Bryant took a similar approach. With the Lakers and Orlando Magic tied in Game 4 of the 2009 NBA Finals with 34.1 seconds left in overtime, Dwight Howard and Jameer Nelson double teamed Bryant in the post. So Bryant whipped the ball to Derek Fisher for the go-ahead 3-pointer. In Game 7 of the 2010 NBA Finals against the Boston Celtics, Bryant navigated a double team and found an open Ron Artest for a 3-pointer that gave the Lakers a six-point lead with a minute remaining.
Therefore, it makes absolutely zero sense to praise Jordan and Bryant with trusting their teammates while criticizing James for trusting his.
“He was ready to take on the whole team,” Lakers coach Frank Vogel said of James. “He had two guys on him. A third defender came. So with three guys on you, he made the right play. Danny is one of our best shooters, he had a great look, and we live with the results.”

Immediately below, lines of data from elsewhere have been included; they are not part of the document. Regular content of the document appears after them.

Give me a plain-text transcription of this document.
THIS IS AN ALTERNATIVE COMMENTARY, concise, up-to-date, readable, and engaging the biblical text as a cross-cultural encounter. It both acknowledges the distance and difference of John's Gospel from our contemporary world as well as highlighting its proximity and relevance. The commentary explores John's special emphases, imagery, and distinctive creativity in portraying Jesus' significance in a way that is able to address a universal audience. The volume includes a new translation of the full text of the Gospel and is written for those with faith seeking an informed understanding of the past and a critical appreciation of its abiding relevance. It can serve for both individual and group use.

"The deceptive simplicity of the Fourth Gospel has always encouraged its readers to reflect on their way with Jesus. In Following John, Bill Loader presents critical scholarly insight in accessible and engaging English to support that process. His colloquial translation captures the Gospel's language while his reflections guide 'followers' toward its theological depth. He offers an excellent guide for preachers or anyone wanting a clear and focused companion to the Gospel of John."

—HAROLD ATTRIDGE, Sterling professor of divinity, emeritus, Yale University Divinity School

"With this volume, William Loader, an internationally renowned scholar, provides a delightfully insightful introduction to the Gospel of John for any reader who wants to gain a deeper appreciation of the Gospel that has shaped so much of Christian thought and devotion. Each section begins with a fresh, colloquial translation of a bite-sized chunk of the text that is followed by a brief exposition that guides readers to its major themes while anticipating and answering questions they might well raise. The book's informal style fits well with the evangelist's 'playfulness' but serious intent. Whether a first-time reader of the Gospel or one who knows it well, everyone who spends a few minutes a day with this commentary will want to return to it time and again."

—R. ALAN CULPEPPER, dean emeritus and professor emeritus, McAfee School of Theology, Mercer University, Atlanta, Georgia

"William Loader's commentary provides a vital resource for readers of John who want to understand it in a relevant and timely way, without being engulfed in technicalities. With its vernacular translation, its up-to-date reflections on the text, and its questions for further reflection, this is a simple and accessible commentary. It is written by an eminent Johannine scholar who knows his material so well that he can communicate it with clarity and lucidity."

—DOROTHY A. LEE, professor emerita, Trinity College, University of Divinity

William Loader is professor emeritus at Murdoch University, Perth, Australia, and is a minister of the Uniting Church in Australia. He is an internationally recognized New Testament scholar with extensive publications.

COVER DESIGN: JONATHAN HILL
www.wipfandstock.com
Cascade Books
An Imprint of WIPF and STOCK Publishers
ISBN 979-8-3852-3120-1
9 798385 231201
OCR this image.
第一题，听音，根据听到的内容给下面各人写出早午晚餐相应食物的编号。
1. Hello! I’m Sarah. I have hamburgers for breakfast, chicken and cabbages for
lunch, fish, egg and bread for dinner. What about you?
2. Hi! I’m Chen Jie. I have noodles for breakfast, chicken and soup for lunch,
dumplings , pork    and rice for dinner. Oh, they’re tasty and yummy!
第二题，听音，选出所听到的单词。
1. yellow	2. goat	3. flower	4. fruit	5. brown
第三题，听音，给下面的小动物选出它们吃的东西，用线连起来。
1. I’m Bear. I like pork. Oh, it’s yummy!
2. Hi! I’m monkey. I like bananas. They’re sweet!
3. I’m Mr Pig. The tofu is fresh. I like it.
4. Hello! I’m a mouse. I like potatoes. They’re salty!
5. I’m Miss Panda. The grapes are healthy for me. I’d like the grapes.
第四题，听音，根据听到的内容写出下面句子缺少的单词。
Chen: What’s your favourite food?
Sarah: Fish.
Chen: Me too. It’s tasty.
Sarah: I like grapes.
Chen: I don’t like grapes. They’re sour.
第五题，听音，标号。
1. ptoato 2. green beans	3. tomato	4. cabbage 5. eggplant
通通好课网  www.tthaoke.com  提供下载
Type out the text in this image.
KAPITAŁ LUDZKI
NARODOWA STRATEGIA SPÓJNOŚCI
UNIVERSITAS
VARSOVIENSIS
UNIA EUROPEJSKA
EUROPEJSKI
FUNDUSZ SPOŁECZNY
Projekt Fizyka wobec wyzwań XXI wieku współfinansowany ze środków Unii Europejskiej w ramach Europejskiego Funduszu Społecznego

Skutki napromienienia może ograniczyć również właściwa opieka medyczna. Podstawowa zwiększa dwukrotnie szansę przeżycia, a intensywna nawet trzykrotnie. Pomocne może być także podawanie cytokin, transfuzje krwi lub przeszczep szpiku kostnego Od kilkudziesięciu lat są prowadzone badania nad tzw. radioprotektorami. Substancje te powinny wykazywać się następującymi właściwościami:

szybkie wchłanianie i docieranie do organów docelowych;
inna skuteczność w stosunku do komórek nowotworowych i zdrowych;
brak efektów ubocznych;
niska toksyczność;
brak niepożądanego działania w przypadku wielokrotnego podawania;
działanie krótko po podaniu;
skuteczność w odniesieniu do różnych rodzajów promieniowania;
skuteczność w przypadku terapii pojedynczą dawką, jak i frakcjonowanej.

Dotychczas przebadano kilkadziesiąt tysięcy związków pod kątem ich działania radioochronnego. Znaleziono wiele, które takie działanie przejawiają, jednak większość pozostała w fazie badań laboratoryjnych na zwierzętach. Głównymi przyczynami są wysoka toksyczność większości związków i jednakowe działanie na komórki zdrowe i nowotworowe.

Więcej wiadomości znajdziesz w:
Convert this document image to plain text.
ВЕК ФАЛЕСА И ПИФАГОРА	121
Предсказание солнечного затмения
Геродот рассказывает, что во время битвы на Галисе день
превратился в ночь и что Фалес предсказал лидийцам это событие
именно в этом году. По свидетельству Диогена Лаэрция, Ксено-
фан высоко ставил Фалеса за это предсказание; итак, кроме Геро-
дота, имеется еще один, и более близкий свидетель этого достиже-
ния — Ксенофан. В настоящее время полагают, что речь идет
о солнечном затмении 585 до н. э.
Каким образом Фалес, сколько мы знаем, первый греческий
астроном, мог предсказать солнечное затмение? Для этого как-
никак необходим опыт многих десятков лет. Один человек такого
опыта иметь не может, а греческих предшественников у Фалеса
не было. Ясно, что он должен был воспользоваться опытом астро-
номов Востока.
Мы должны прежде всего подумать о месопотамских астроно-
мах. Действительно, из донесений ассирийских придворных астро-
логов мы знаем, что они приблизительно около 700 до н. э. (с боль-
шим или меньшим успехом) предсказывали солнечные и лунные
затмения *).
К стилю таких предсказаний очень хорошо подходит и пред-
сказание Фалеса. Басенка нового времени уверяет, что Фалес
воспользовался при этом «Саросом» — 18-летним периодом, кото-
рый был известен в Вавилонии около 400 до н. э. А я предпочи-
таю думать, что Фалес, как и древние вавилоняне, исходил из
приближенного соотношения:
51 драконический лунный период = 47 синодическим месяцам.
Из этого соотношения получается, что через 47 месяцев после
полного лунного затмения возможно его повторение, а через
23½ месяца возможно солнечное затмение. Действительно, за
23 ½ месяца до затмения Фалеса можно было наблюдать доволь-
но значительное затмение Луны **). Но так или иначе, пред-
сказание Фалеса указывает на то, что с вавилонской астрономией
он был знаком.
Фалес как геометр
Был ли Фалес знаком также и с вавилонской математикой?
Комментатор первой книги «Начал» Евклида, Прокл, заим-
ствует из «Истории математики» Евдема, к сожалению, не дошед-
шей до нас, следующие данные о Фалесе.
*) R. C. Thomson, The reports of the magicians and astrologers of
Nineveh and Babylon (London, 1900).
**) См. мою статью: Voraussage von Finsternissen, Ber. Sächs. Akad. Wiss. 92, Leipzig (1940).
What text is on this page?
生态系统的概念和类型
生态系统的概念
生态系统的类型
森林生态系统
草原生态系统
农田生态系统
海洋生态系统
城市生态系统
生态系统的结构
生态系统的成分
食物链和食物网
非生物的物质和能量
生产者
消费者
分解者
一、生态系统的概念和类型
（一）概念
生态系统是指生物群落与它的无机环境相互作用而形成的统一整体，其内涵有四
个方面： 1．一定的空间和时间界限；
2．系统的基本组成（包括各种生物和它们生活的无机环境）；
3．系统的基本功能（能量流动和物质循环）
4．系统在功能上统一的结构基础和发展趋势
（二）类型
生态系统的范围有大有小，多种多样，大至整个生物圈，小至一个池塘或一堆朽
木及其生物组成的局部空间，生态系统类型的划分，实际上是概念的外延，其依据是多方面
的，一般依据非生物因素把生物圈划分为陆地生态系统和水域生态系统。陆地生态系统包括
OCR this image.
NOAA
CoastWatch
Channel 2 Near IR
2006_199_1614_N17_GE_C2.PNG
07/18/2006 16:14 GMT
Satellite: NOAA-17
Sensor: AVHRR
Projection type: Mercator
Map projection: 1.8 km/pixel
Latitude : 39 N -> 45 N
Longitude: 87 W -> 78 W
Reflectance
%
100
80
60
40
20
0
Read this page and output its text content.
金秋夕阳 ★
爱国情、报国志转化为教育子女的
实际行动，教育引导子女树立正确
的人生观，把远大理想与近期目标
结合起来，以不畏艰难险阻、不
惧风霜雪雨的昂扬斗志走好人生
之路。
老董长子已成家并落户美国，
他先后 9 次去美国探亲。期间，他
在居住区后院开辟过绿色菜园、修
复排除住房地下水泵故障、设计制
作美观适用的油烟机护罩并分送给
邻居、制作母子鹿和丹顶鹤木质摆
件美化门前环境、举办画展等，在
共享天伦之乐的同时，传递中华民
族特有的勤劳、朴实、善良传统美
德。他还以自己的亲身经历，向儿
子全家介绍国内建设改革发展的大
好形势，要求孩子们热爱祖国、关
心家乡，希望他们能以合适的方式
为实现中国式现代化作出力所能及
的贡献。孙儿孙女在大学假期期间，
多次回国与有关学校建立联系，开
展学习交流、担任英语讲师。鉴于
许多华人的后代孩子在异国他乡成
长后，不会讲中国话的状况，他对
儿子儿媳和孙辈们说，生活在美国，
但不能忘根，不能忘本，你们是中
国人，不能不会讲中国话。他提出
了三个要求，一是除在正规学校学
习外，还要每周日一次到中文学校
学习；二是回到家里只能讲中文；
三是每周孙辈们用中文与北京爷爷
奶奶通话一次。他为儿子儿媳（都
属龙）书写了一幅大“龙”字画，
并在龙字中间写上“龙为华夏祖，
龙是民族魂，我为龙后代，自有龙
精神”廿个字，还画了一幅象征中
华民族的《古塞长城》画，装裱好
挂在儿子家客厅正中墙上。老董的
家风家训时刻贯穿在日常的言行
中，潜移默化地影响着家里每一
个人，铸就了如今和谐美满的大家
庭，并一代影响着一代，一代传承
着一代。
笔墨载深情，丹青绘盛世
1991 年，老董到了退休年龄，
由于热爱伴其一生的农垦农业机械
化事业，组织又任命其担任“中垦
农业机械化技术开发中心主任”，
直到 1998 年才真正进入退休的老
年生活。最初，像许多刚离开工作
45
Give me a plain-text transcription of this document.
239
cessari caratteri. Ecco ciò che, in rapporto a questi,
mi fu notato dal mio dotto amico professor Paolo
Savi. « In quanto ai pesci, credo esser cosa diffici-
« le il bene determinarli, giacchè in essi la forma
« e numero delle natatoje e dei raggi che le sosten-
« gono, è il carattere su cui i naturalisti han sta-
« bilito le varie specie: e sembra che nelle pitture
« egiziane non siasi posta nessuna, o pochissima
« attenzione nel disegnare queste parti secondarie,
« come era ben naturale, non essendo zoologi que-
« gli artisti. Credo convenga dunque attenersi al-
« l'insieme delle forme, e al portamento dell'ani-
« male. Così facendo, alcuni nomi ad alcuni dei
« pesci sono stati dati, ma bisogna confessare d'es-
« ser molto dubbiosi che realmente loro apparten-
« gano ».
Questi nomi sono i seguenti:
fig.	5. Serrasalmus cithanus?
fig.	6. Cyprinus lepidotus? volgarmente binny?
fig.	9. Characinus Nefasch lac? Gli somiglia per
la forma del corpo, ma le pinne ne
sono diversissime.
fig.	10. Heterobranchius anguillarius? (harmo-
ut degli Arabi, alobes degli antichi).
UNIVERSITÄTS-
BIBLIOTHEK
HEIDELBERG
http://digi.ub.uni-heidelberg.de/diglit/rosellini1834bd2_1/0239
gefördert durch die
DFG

Besides, the Lakers have to live with the results for reasons that have nothing to do with the final play.
Butler remained unstoppable with 35 points, 12 rebounds and 11 assists. The Lakers disputed Davis’ foul that rewarded Butler a pair of foul shots that gave the Lakers a 107-106 lead with 46.7 seconds left. Though Davis still had 28 points, 12 rebounds, three assists, three steals and three blocks, he looked hobbled while nursing an aggravated right heel. Morris, Kyle Kuzma and Rajon Rondo combined for 0-of-7 from deep. The Lakers committed 21 fouls, while Dwight Howard inexplicably committed a Flagrant Foul 1 on Butler.
And yes, Green and Morris screwed up on the final play. But don’t blame James for trusting them. Blame Green and Morris for not living up to the moment the way Paxson, Kerr, Fisher and Artest did.
“They’re vets. I don't think too much needs to be said to them,” James said. “I believe they will be much better and I'm not saying they even played bad tonight. Everybody in the lineup tonight that got minutes gave the effort. We just had some mental breakdowns at times.”
One thing is clear: James’ pass on the final play was not a mental breakdown whatsoever. It captured James’ intent to play the right way, which put the Lakers in a position to begin with to cement an NBA title. They will try again in Game 6 on Sunday.